Thus, in the preceding example, the square of the number thought of is 100, and that of the same number, less 1, is 81; the difference of these is 19, the greater half of which, or 10, is the number thought of.

How to Tell Numbers Thought of.

If one or more numbers thought of be greater than 9, we must distinguish two cases; that in which the number of the numbers thought of is odd, and that in which it is even. In the first case, ask the sum of the first and second; of the second and third; the third and fourth; and so on to the last; and then the sum of the first and the last. Having written down all these sums in order, add together all those, the places of which are odd, as the first, the third, the fifth, etc.; make another sum of all those, the places of which are even, as the second, the fourth, the sixth, etc.; subtract this sum from the former, and the remainder will be the double of the first number. Let us suppose, for example, that the five following numbers are thought of, 3, 7, 13, 17, 20, which when added two and two as above, give 10, 20, 30, 37, 23: the sum of the first, third, and fifth is 63, and that of the second and fourth is 57; if 57 be subtracted from 63, the remainder, 6, will be the double of the first number, 3. Now, if 3 be taken from 10, the first of the sums, the remainder, 7, will be the second number; and by proceeding in this manner, we may find all the rest.

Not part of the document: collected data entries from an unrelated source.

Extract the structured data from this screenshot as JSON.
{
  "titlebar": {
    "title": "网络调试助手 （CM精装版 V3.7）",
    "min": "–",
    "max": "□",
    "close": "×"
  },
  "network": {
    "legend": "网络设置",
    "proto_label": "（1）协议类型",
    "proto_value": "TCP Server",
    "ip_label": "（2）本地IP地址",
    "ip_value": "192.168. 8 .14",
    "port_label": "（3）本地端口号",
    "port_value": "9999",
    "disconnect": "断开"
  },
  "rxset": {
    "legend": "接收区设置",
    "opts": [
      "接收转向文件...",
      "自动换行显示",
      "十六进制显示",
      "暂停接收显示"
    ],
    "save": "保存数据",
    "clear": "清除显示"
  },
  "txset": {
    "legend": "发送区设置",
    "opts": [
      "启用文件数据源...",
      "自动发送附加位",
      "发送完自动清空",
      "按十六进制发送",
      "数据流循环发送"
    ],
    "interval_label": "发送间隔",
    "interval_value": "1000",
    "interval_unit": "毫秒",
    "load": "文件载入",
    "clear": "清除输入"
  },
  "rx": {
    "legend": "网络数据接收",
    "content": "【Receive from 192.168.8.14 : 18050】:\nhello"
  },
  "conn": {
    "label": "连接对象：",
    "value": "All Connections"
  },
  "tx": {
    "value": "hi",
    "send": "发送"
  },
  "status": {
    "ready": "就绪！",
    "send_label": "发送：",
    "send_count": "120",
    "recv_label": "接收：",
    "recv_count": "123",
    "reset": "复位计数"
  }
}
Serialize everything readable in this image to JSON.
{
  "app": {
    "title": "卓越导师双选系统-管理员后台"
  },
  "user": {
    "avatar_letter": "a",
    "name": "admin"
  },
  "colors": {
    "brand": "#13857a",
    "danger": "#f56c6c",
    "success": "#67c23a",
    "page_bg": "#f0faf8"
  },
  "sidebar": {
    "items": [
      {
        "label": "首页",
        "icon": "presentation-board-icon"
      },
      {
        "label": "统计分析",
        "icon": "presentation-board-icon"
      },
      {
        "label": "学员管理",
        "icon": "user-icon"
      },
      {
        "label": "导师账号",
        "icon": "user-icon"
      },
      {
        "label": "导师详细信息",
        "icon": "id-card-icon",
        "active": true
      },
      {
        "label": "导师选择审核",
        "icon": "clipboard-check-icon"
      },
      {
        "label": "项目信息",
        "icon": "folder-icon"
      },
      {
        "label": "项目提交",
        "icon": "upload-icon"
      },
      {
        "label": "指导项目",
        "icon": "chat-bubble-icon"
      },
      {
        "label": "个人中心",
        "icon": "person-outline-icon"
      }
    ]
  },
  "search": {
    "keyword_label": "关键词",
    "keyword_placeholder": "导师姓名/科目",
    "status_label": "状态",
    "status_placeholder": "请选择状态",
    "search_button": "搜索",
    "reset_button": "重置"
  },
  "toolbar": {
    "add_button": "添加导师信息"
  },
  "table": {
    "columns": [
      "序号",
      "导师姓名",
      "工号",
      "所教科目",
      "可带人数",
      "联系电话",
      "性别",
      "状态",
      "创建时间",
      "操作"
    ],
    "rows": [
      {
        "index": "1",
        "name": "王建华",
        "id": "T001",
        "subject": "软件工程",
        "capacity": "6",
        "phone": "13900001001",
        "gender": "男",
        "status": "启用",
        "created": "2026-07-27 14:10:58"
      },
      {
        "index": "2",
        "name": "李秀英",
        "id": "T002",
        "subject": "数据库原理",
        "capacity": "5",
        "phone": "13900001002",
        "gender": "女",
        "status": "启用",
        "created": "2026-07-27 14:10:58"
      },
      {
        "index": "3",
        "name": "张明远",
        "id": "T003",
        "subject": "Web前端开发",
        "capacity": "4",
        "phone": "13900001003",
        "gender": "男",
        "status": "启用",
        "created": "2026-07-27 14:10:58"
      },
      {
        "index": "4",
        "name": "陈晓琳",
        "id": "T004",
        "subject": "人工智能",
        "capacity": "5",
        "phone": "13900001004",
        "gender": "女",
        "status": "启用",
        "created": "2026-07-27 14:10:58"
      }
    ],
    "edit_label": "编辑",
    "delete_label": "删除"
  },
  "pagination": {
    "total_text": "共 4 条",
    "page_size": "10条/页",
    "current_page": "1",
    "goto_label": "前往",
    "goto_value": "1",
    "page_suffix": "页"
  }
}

In the second case, that is to say, if the number of the numbers thought of be even, you must ask and write down, as above, the sum of the first and the second; that of the second and third; and so on, as before; but instead of the sum of the first and the last, you must take that of the second and last; then add together those which stand in the even places, and form them into a new sum apart; add also those in the odd places, the first excepted, and subtract this sum from the former, the remainder will be the double of the second number; and if the second number, thus found, be subtracted from the sum of the first and second, you will have the first number; if it be taken from that of the second and third, it will give the third; and so of the rest. Let the numbers thought of be, for example, 3, 7, 13, 17: the sums formed as above are 10, 20, 30, 24; the sum of the second and fourth is 44, from which if 30, the third, be subtracted, the remainder will be 14, the double of 7, the second number. The first, therefore, is 3, third 13, and the fourth 17.

When each of the numbers thought of does not exceed 9, they may be easily found in the following manner:

Having made the person add 1 to the double of the first number thought of, desire him to multiply the whole by 5, and to add to the product the second number. If there be a third, make him double this first sum, and add 1 to it, after which, desire him to multiply the new sum by 5, and to add to it the third number. If there be a fourth, proceed in the same manner, desiring him to double the preceding sum; to add to it 1; to multiply by 5; to add the fourth number; and so on.

Then, ask the number arising from the addition of the last number thought of, and if there were two numbers, subtract 5 from it; if there were three, 55; if there were four, 555; and so on; for the remainder will be composed of figures, of which the first on the left will be the first number thought of, the next the second, and so on.

Suppose the number thought of to be 3, 4, 6; by adding 1 to 6, the double of the first, we shall have 7, which, being multiplied by 5, will give 35; if 4, the second number thought of, be then added, we shall have 39, which doubled, gives 78; and, if we add 1, and multiply 79, the sum, by 5, the result will be 395. In the last place, if we add 6, the number thought of, the sum will be 401; and if 55 be deducted from it, we shall have, for remainder, 346, the figures of which, 3, 4, 6, indicate in order the three numbers thought of.

Gold and Silver Game.

One of the party having in one hand a piece of gold, and in the other a piece of silver, you may tell in which hand he has the gold, and in which the silver, by the following method: Some value, represented by an even number, such as 8, must be assigned to the gold, and a value represented by an odd number, such as 3, must be assigned to the silver; after which, desire the person to multiply the number in the right hand by any even number whatever, such as 2; and that in the left by an odd number, as 3; then bid him add together the two products, and if the whole sum be odd, the gold will be in the right hand, and the silver in the left; if the sum be even, the contrary will be the case.